WHAT REMAINS | WHAT BECOMES
Reimagining Museum Systems through XR + AI

Abstract
what remains | what becomes is an XR + AI-powered museum experience that invites visitors to learn from the past, collaborate in the present, and speculate on the future. The system replaces static displays with interactive stations, role-based gameplay, and future projections that show the impact of visitor choices. It creates an educational experience rooted in responsibility, reflection, and collective action.
Role: Product Designer (UI/UX/XR), Project Manager (Team of 5), Fabricator
Tools: Figma, Unity, Quest 3, Custom AI Scoring Engine, 3D Printing
Timeline: January – May 2025
Team Size: 5
Tools: Figma, Unity, Quest 3, Custom AI Scoring Engine, 3D Printing
Timeline: January – May 2025
Team Size: 5
Museums often isolate artifacts behind glass, stripping them of their rich culture and use contexts.
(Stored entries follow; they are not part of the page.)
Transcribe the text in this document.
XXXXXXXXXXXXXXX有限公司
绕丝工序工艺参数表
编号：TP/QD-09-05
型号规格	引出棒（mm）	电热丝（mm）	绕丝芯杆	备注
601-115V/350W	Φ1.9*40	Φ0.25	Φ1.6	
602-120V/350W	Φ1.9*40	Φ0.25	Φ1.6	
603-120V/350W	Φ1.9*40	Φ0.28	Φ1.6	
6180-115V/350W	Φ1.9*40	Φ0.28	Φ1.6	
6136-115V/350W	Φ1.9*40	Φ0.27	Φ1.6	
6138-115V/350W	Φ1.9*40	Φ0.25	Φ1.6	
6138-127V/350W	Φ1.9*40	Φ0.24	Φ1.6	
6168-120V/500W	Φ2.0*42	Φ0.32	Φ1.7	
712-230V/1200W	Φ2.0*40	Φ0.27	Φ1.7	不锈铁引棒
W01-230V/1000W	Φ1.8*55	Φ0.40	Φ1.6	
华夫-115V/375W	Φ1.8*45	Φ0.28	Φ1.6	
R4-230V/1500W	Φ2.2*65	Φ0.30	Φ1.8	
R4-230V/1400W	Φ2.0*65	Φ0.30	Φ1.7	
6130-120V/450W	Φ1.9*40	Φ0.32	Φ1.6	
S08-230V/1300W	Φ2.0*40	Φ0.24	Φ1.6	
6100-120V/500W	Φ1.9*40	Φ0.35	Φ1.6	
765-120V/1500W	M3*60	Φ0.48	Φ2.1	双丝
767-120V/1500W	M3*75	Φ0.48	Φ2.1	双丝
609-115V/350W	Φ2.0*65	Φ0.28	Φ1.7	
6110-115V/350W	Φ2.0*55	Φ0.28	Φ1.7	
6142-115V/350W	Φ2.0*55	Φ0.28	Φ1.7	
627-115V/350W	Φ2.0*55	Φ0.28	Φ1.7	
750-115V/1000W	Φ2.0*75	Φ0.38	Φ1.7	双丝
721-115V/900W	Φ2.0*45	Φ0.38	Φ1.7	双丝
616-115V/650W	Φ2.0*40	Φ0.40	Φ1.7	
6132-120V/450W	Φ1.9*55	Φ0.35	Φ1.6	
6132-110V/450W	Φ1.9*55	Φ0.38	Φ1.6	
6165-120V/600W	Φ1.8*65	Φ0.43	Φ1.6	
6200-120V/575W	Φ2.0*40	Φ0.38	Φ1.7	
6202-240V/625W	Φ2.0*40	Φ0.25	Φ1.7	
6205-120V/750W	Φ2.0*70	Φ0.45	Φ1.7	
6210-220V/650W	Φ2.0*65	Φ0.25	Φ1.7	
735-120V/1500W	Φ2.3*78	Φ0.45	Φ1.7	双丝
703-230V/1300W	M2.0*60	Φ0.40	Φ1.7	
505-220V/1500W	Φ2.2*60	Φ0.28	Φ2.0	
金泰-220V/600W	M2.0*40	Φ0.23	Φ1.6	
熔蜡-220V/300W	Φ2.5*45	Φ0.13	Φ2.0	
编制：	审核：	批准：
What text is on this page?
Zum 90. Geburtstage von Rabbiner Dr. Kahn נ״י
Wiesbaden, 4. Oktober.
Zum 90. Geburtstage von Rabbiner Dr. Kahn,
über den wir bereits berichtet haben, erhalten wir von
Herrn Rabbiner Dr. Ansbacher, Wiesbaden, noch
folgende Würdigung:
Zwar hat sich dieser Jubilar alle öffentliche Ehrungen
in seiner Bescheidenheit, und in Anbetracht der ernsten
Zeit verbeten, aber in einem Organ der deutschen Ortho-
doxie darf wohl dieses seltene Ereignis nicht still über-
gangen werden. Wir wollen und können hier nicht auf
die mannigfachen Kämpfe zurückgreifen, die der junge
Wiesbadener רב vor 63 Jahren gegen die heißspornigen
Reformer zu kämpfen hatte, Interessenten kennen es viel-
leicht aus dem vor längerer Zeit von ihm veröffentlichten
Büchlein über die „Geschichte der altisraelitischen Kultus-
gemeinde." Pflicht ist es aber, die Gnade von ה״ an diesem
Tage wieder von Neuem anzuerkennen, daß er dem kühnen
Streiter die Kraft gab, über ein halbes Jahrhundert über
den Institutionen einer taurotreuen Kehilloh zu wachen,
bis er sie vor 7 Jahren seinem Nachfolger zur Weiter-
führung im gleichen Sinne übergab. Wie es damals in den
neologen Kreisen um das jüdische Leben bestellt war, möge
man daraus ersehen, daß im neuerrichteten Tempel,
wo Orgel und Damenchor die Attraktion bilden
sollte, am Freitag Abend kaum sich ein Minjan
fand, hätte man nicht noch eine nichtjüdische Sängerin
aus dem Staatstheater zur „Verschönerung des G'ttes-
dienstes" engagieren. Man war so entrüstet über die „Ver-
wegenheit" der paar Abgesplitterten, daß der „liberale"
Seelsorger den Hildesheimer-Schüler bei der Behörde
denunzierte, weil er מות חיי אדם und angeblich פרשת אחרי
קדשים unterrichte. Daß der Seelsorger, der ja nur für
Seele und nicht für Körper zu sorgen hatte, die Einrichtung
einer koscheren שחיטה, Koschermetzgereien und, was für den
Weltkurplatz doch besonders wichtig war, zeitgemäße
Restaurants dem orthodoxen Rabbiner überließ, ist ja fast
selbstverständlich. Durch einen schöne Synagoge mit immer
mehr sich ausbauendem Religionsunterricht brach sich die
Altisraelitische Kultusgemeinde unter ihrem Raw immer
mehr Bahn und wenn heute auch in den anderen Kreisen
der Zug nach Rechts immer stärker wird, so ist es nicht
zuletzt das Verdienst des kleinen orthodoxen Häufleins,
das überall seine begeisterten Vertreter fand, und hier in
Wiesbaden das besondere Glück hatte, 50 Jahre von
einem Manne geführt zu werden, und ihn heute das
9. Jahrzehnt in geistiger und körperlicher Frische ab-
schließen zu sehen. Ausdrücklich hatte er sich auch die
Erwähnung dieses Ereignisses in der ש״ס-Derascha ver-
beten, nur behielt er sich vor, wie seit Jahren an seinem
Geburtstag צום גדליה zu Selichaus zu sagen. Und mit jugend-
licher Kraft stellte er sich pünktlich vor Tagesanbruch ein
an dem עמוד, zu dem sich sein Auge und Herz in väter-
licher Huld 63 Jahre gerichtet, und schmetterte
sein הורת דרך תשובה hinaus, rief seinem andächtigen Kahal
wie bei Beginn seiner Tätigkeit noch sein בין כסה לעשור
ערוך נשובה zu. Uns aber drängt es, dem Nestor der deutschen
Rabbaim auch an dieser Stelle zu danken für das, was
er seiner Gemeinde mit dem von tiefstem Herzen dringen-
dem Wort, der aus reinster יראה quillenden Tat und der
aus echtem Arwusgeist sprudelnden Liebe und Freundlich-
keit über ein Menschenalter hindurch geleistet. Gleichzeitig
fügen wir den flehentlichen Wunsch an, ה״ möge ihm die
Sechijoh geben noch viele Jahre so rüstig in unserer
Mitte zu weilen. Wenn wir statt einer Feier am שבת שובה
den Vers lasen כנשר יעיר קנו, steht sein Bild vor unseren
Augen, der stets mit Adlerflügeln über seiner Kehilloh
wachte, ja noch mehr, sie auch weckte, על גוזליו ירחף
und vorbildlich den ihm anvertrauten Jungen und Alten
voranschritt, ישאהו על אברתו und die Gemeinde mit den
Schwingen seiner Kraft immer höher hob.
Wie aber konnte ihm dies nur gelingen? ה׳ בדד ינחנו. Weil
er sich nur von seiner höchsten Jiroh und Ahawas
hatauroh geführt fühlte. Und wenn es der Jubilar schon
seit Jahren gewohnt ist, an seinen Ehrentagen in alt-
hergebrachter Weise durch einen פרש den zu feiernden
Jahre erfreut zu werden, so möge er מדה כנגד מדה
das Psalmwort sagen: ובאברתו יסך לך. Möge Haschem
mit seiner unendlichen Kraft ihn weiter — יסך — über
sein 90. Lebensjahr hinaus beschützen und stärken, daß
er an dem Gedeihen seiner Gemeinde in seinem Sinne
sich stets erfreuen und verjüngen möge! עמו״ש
Visitors passively observe instead of actively engaging with the systems these objects once belonged to, and might still influence today.
We asked:
How might we design interactive museum systems that allow visitors to experience history?
How might we connect historical knowledge to present-day collaboration and future consequences?
The Problem


We proposed a museum system centered around a Learn, Build, Simulate model, encouraging visitors to move beyond observation into participation, collaboration, and future thinking.
Since our initial system prototype, we created independent product prototypes for each segment to test the feasibility and educational value of this model.
The System Proposal: Learn, Build, Simulate
1. Learn: Interact with XR-enhanced, 3D-printed artifacts and collect knowledge tokens
2. Build: Apply knowledge in a cooperative multiplayer farm-building game
3. Simulate: View AI-generated long-term consequences of collective decisions
System Flow

Learn

Build

Simulate
System Prototype: Visitors would explore artifacts through XR overlays and physical interaction zones within the museum.
Product Prototype: We created a ‘looks-like’ UI prototype for Meta Quest 3 AR headsets to overlay cultural and ecological information onto artifacts. We also 3D-printed farming artifact models to assess visitor engagement and tactile interaction. Additionally, I built an architectural model to visualize the museum layout and visitor flow.
I co-led the design and testing for this segment alongside a teammate, focusing on educational journey mapping and artifact engagement strategies.
Learn
System Prototype: A cooperative multiplayer experience where visitors would use the knowledge gained in 'Learn' to collaboratively build a simulated sustainable farm.
Product Prototype: We developed a role-based cooperative game where visitors adopt roles (e.g., Crop Officer, Fertilizer Officer, Protection Officer) and unlock tools based on collected knowledge tokens. The game promotes communication, collaboration, and community-building among visitors.
Build
System Prototype: An AI-driven simulation projecting the long-term ecological and social outcomes of visitor decisions made in the 'Build' phase.
Product Prototype: We built an AI-powered prototype that generates a 50-year future projection of the collaboratively built farm, visualizing consequences such as thriving ecosystems or environmental degradation. This prototype tests how well the system can link visitor decisions to speculative futures, highlighting systems thinking.
Simulate
We centered the prototype around sustainable farming practices and artifacts from Asian cultures, choosing this theme as part of a collaborative partnership with the Asian Art Museum in San Francisco. In particular, we drew inspiration from the Dong (Kam) people, who have a long history of sustainable farming practices, notably their integrated duck-fish-rice cultivation method. This partnership allowed us to thoughtfully integrate tangible heritage and systems thinking into both our system concept and product prototypes.
Prototype Theme: Sustainable Farming in Asia
Education Design & Learning Experience
• Led the design of the "Learning" phase, where visitors explore artifacts through XR overlays and the physical 3D-printed artifact models.
• Designed and fabricated the architectural model for the proposed museum system layout
• Developed the concept map for the education journey, rooted in themes of curiosity, collective identity, and active learning.
• Designed artifact interactions to promote retention, system thinking, and transmedia engagement beyond the museum space.
Project Management
• Managed a team of 5 through design sprints, midterm deliverables, and technical prototyping milestones.
• Facilitated team alignment around storytelling, thematic clarity, and stakeholder feedback loops.
My Contribution
This project transforms passive museum visitors into learners, collaborators, and speculators. By bridging tangible heritage with immersive technology, it builds space for critical thinking, empathy, and systems literacy. It offers a participatory, future-facing museum model for an interconnected world.